David Smith over at the Affordable Housing Institute Blog ponders the question above in what we think is an excellent discussion of the role of the real estate broker, and how it may change in the 21st century.  This is also must read material for anyone pondering the "sell your own or hire a broker" question, and is an excellent counterweight to some of the more hysterical "realtors are crooks" chatter out there (ahem, freakonomics.)

We’ve posted a summary below (that’s after the jump kids,) but head over and read the entire post – this type of wonky-yet-lively writing has made the AHI blog one of our regular reads:

What do brokers do, actually?

1. Stimulate Consumption:

"A broker is paid only when the house sells, which motivates the broker to stimulate – many would say induce – consumption by accelerating the decision."

2. Reduce Search Costs:

"Today, ‘site’ means web, not plot, so most buyers search without ever leaving their home.  Searching takes time, but the web makes it much faster"

3. Improve Choice Matching:

"Buyer preferences and decision factors are extremely personal, not standardized. Some are subconscious, some are unkown…"

4. Price More Accurately:

"Houses are not stocks, each is unique, and trading volume is low. As many who has studied an MLS printout knows, data by itself is not insight…it still comes down to buyers poker."

5. Specialize in One-Time Tasks:

"You play the home sales golf course only once, would you like a caddy?"

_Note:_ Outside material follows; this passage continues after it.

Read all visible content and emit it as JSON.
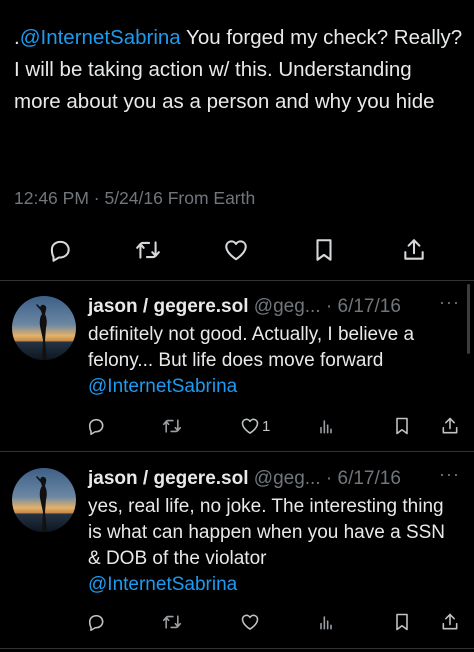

6. Deliver a reliable execution:

"For a seller, the worst thing is not to sell your house for to low a price, it is not to sell your house at all." (Many transactions do not stick.)

7. Work Contingent:

"That, you see, is the brokers conundrum – by pricing their service as a percentage of sales price, and taking payment entirely contingent, they obscure search costs, process efficiency, consumption stimulation, time in inventory…in short, everything but the gross price."

How do they counter this conundrum? What is the New Business Model for the 21st Century?

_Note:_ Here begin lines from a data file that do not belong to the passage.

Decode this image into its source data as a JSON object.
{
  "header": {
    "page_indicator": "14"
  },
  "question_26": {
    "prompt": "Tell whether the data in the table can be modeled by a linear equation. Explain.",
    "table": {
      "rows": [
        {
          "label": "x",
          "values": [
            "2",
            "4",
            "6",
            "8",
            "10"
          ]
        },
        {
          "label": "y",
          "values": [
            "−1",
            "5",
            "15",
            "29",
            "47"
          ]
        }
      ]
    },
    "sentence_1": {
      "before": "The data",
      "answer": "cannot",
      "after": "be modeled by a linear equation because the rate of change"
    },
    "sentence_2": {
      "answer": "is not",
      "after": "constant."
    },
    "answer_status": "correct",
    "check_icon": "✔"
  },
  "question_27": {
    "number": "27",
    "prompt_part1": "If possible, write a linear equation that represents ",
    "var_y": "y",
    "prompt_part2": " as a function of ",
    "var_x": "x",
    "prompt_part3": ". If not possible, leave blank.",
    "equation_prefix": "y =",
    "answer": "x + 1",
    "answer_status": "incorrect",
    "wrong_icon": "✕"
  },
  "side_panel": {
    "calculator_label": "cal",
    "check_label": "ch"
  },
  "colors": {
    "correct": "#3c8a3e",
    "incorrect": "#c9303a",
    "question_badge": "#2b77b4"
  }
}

David gives us a pretty good starting point:

1. Take out the hype
2. Give away the information assembly for free
3. Educate your consumer for free: Sites that teach will bring a consumer back when they are ready to buy.
4. Provide added value through price transparency and choice selection
5. Price a whole-outcome service
6. Price your service in a way that removes perverse incentives
7. Facilitate, don’t pressurize
8. Don’t scorn breakthrough technology, Use it

{ 4 comments… read them below or add one }

Elizabeth August 2, 2005 at 10:35 am

I read Freakonomics, and I don’t think the message was “realtors are crooks.” It was just pointing out that from a purely monetary standpoint, it’s not worth it for a realtor to go through the extra time and effort to get an extra 10 grand out of a sale, because it only amounts to around $150 for them.

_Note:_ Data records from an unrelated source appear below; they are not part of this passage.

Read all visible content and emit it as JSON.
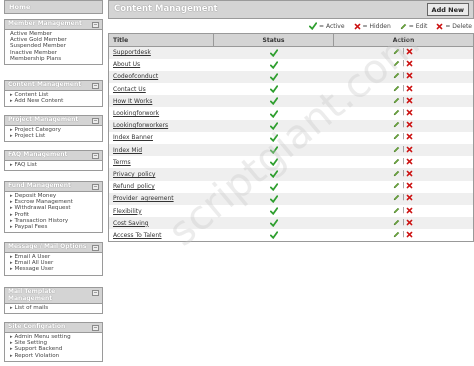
{
  "sidebar": {
    "home": "Home",
    "sections": [
      {
        "title": "Member Management",
        "toggle": "−",
        "items": [
          "Active Member",
          "Active Gold Member",
          "Suspended Member",
          "Inactive Member",
          "Membership Plans"
        ],
        "arrows": false
      },
      {
        "title": "Content Management",
        "toggle": "−",
        "items": [
          "Content List",
          "Add New Content"
        ],
        "arrows": true
      },
      {
        "title": "Project Management",
        "toggle": "−",
        "items": [
          "Project Category",
          "Project List"
        ],
        "arrows": true
      },
      {
        "title": "FAQ Management",
        "toggle": "−",
        "items": [
          "FAQ List"
        ],
        "arrows": true
      },
      {
        "title": "Fund Management",
        "toggle": "−",
        "items": [
          "Deposit Money",
          "Escrow Management",
          "Withdrawal Request",
          "Profit",
          "Transaction History",
          "Paypal Fees"
        ],
        "arrows": true
      },
      {
        "title": "Message / Mail Options",
        "toggle": "−",
        "items": [
          "Email A User",
          "Email All User",
          "Message User"
        ],
        "arrows": true
      },
      {
        "title": "Mail Template Management",
        "toggle": "−",
        "items": [
          "List of mails"
        ],
        "arrows": true
      },
      {
        "title": "Site Configration",
        "toggle": "−",
        "items": [
          "Admin Menu setting",
          "Site Setting",
          "Support Backend",
          "Report Violation"
        ],
        "arrows": true
      }
    ]
  },
  "main": {
    "title": "Content Management",
    "add_button": "Add New",
    "legend": {
      "active": "= Active",
      "hidden": "= Hidden",
      "edit": "= Edit",
      "delete": "= Delete"
    },
    "columns": {
      "title": "Title",
      "status": "Status",
      "action": "Action"
    },
    "rows": [
      "Supportdesk",
      "About Us",
      "Codeofconduct",
      "Contact Us",
      "How It Works",
      "Lookingforwork",
      "Lookingforworkers",
      "Index Banner",
      "Index Mid",
      "Terms",
      "Privacy_policy",
      "Refund_policy",
      "Provider_agreement",
      "Flexibility",
      "Cost Saving",
      "Access To Talent"
    ],
    "action_separator": "|"
  },
  "watermark": "scriptgiant.com",
  "colors": {
    "header_bg": "#d4d4d4",
    "check": "#2e9e2e",
    "delete": "#cc1111",
    "edit": "#4a8a2a"
  }
}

I’m sure there are plenty of realtors that do think it’s worth it, because they take into account other, non monetary factors, such as what’s best for their clients, word-of-mouth, etc.

Editor August 2, 2005 at 10:42 am

Agreed – FE is probably a bad example of the realtors-as-crooks mentality, which is out there (and in some cases, as in ANY industry, is deserved)

Your take away from Freakonomics is spot on.

joe August 4, 2005 at 11:27 am

I’m doing FSBO and I have to say I’m sick of being constantly bothered by realtors trying to get my listing. They aren’t the majority, but they are the most visible. Desperate and disingenuous are a few words that come to mind. I’ve had a lot of realtors pretend they have a buyer, talk me up for half an hour, and then try to get my listing. Slimebags.

This is in California.

Editor August 4, 2005 at 1:36 pm

Considering that there are 4,376,578 newly licensed realtors in California each week, (all chasing the same nickel) it doesn’t surprise that you are getting this kind of attention.